4. As this is primarily a methodological contribution, it would be very helpful for users if the authors could provide explicit guidance on the practical temperature range where the method can be expected to yield not only numerically stable but also physically reliable results. Since it is well known that NCA (including OCA and higher-order diagrams) and related strong-coupling expansions develop artifacts in the low-temperature regime, clarifying whether higher-order diagrams sufficiently mitigate these issues, or whether a practical β limit should be recommended, would significantly strengthen the manuscript.

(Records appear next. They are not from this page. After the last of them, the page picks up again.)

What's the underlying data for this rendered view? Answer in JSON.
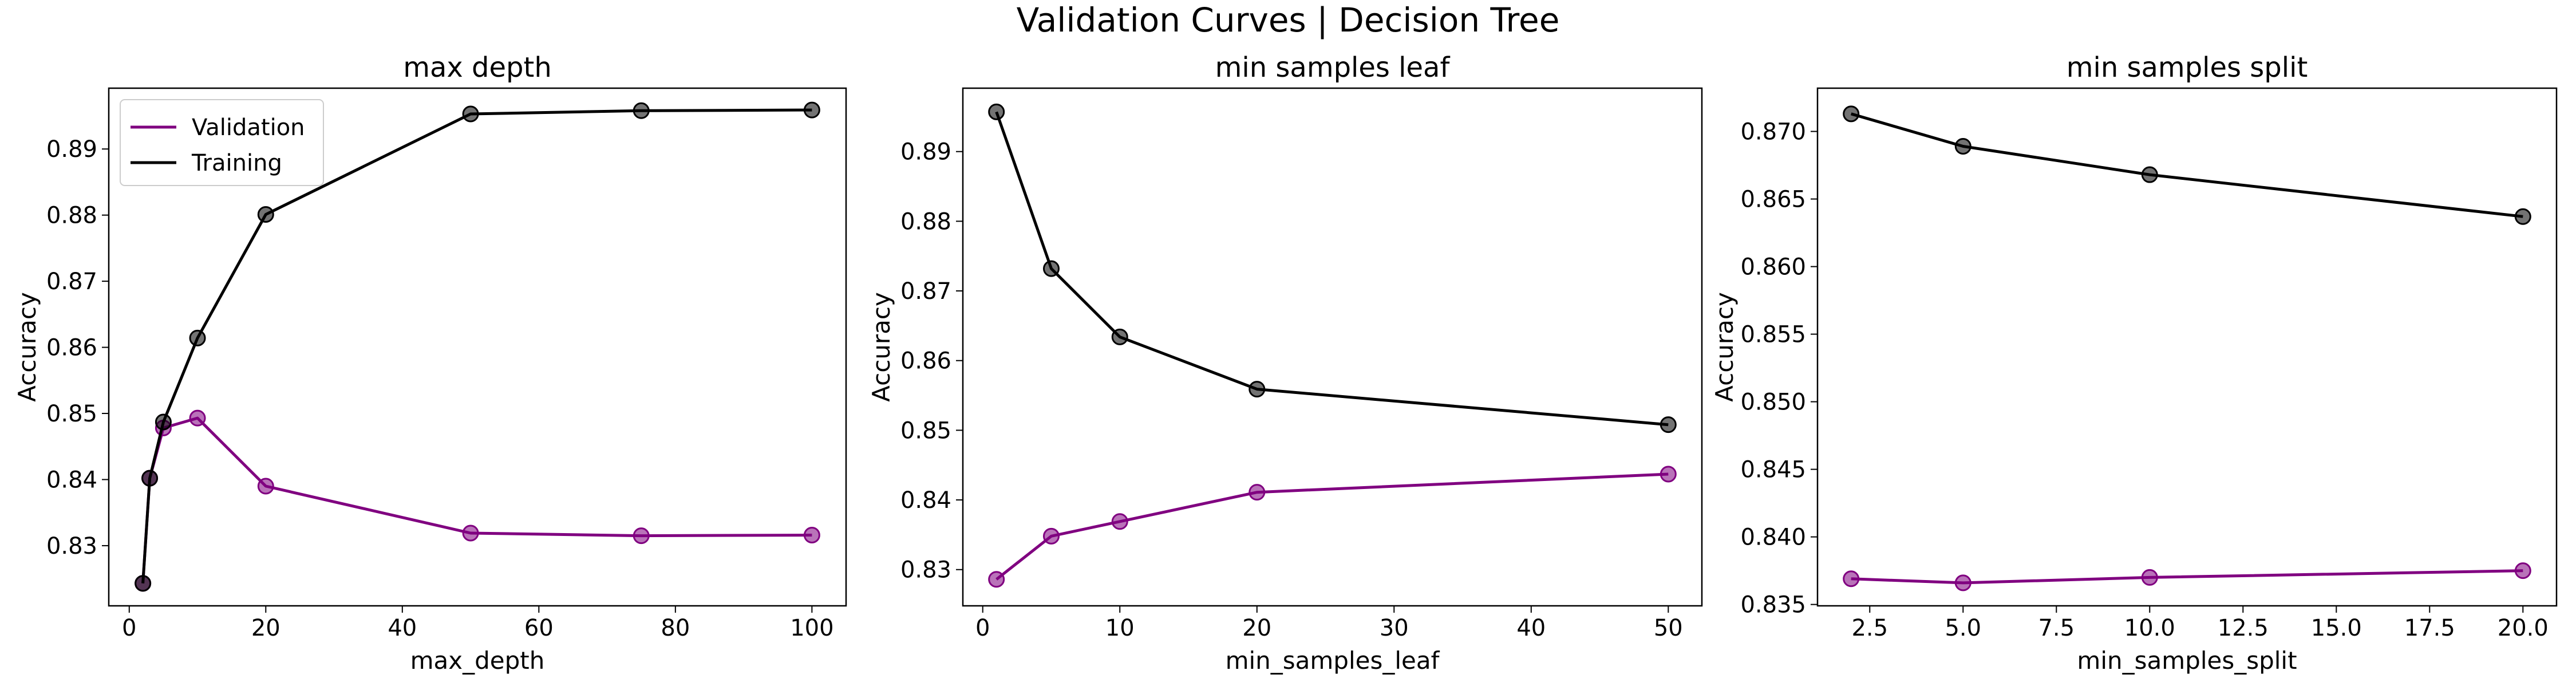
{
  "figure": {
    "title": "Validation Curves | Decision Tree"
  },
  "legend": {
    "placement": "top-left",
    "entries": [
      "Validation",
      "Training"
    ]
  },
  "colors": {
    "validation": "#800080",
    "training": "#000000"
  },
  "chart_data": [
    {
      "type": "line",
      "title": "max depth",
      "xlabel": "max_depth",
      "ylabel": "Accuracy",
      "xlim": [
        -3,
        105
      ],
      "ylim": [
        0.8209,
        0.8992
      ],
      "xticks": [
        0,
        20,
        40,
        60,
        80,
        100
      ],
      "xtick_labels": [
        "0",
        "20",
        "40",
        "60",
        "80",
        "100"
      ],
      "yticks": [
        0.83,
        0.84,
        0.85,
        0.86,
        0.87,
        0.88,
        0.89
      ],
      "ytick_labels": [
        "0.83",
        "0.84",
        "0.85",
        "0.86",
        "0.87",
        "0.88",
        "0.89"
      ],
      "grid": false,
      "legend": true,
      "x": [
        2,
        3,
        5,
        10,
        20,
        50,
        75,
        100
      ],
      "series": [
        {
          "name": "Validation",
          "values": [
            0.8243,
            0.8402,
            0.8478,
            0.8493,
            0.839,
            0.8319,
            0.8315,
            0.8316
          ]
        },
        {
          "name": "Training",
          "values": [
            0.8243,
            0.8402,
            0.8487,
            0.8614,
            0.8801,
            0.8953,
            0.8958,
            0.8959
          ]
        }
      ]
    },
    {
      "type": "line",
      "title": "min samples leaf",
      "xlabel": "min_samples_leaf",
      "ylabel": "Accuracy",
      "xlim": [
        -1.45,
        52.45
      ],
      "ylim": [
        0.8248,
        0.8991
      ],
      "xticks": [
        0,
        10,
        20,
        30,
        40,
        50
      ],
      "xtick_labels": [
        "0",
        "10",
        "20",
        "30",
        "40",
        "50"
      ],
      "yticks": [
        0.83,
        0.84,
        0.85,
        0.86,
        0.87,
        0.88,
        0.89
      ],
      "ytick_labels": [
        "0.83",
        "0.84",
        "0.85",
        "0.86",
        "0.87",
        "0.88",
        "0.89"
      ],
      "grid": false,
      "legend": false,
      "x": [
        1,
        5,
        10,
        20,
        50
      ],
      "series": [
        {
          "name": "Validation",
          "values": [
            0.8286,
            0.8348,
            0.8369,
            0.8411,
            0.8437
          ]
        },
        {
          "name": "Training",
          "values": [
            0.8957,
            0.8732,
            0.8634,
            0.8559,
            0.8508
          ]
        }
      ]
    },
    {
      "type": "line",
      "title": "min samples split",
      "xlabel": "min_samples_split",
      "ylabel": "Accuracy",
      "xlim": [
        1.1,
        20.9
      ],
      "ylim": [
        0.8349,
        0.8732
      ],
      "xticks": [
        2.5,
        5.0,
        7.5,
        10.0,
        12.5,
        15.0,
        17.5,
        20.0
      ],
      "xtick_labels": [
        "2.5",
        "5.0",
        "7.5",
        "10.0",
        "12.5",
        "15.0",
        "17.5",
        "20.0"
      ],
      "yticks": [
        0.835,
        0.84,
        0.845,
        0.85,
        0.855,
        0.86,
        0.865,
        0.87
      ],
      "ytick_labels": [
        "0.835",
        "0.840",
        "0.845",
        "0.850",
        "0.855",
        "0.860",
        "0.865",
        "0.870"
      ],
      "grid": false,
      "legend": false,
      "x": [
        2,
        5,
        10,
        20
      ],
      "series": [
        {
          "name": "Validation",
          "values": [
            0.8369,
            0.8366,
            0.837,
            0.8375
          ]
        },
        {
          "name": "Training",
          "values": [
            0.8713,
            0.8689,
            0.8668,
            0.8637
          ]
        }
      ]
    }
  ]
}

5. While the manuscript provides an impressive array of numerical benchmarks and performance comparisons, I feel that it would benefit significantly from a more detailed discussion of the physical implications of the observed behaviors , exemplified by the crossing of error curves in Fig.4 (right).


Minor:
1. In Fig.1, the plotting style could be improved for readability. The points and line thickness are disproportionately large relative to the figure size, making the error curves difficult to interpret. I recommend either increasing the overall figure dimensions or reducing the marker and line widths to improve clarity. In addition, the caption of Fig.1 currently does not explicitly label the three types of spectral densities used in each column (e.g., semicircular, sum of Gaussians, sum of δ-functions), which makes the figure less accessible to the reader. I recommend adding explicit labels in the caption to clarify which spectral shape corresponds to each panel.

Ask for major revision